この人は世の中に何が起きても平然としてお腹をゆすって笑い飛ばすものだと思い込んでいました。でも、三月の震災のときには大いに消沈されたのだとか。それでも「この国はユートピアなのだから、きっと元の姿を取り戻せる」とも語ってくれたそうです。阪神・淡路大震災の後、長く鬱に陥っていたにもかかわらず、です。遡れば僕の場合「空中都市ゼロゼロエイト」に始まり、ずいぶん小さな頃から沢山のSF世界を通して科学や地学やいろいろな知識を読み取らせていただきました。

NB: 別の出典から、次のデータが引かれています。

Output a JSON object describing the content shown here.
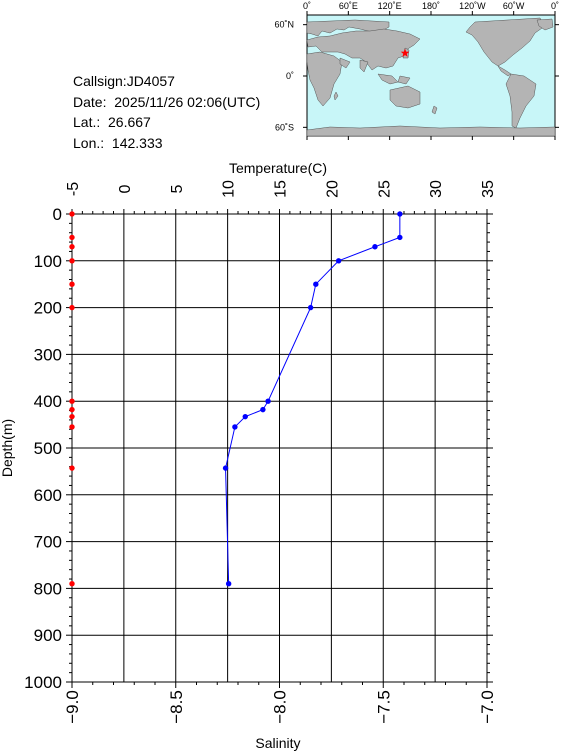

映画はどこを覗きに行っても駄作の極みという評しかありませんが、「さよならジュピター」のノベライズは今でも読み直します。「日本沈没」には怖さと憔悴漂っていたけれど、ひょっとするとその数百年後の日本人は太陽系そのものに生活圏を築いていたのかもしれないと勝手に結びつけ、そんな目に遭った民族だからこそ太陽系の破滅に瀕しても勝気だし、宇宙開拓の世界自体が快活に書かれていたのです。もっとも主人公の本田英二は試験管ベビーなんですが、それだって日本人の遺伝子を絶やさぬ努力の果てなのかもしれないし。
Bye-Bye,Jupiter 大きな友達。さよなら小松左京さん。